Would Lige bother to plant corn this spring? Would he get drunk every once and again, now he had money? They had planned to repair the leaking shingled roof; to buy hogs and raise peanuts and chufas; there was money in stock, if you could get a start; to have a real mattress for the bed, some more chairs and a new cook-stove; to take a trip to Alabama to visit Drenna’s folks; to be done once and for all with the Widow Sellers; and of course, to lay by money for an increasing acreage of beans.

She listened intently at every sound. A car went by, a nigger riding a mule and singing. A pair of hounds bayed past, trailing ’coon. She was drowsing in her chair when a clatter sounded on the porch and Lige was home.

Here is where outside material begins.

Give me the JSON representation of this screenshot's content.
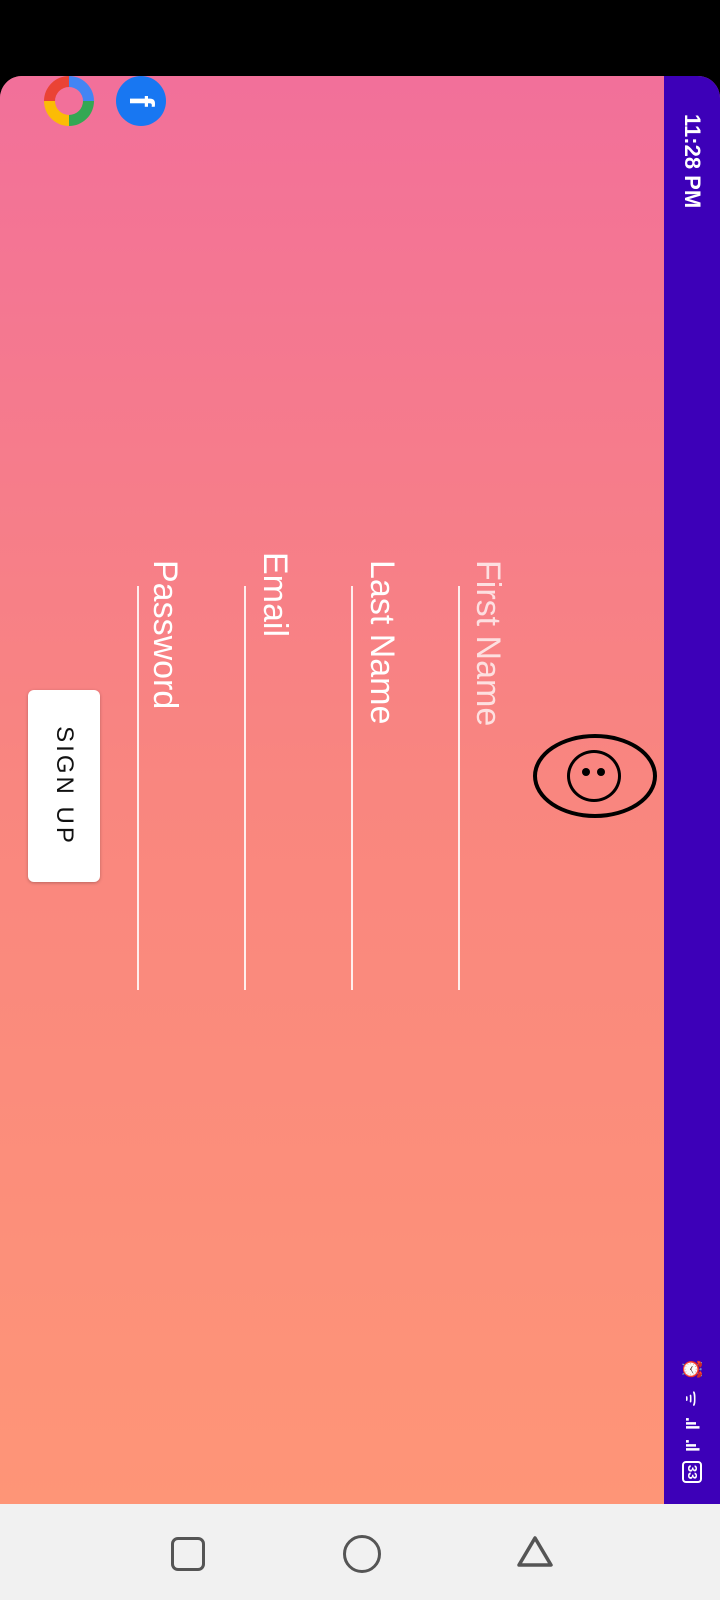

“ ’Lo, Sugar. I shore done the job.”

She was trembling again. To keep from looking at him, she did not light a lamp. He was knocking into everything. She took his arm and led him into the bedroom.

“Lay down, Lige, an’ leave me take off your shoes an’ breeches.”

He was asleep, puffing and moaning, before she could undress him. She got off his shoes and threw a cover over him. Lying between the babies, she dozed the two or three hours until daylight.

She roused him at breakfast-time to offer a cup of coffee. He took a few swallows and was suddenly sick. He turned over on his side, groaning, and went to sleep again. She shut the door of the room when she saw two women coming up the walk.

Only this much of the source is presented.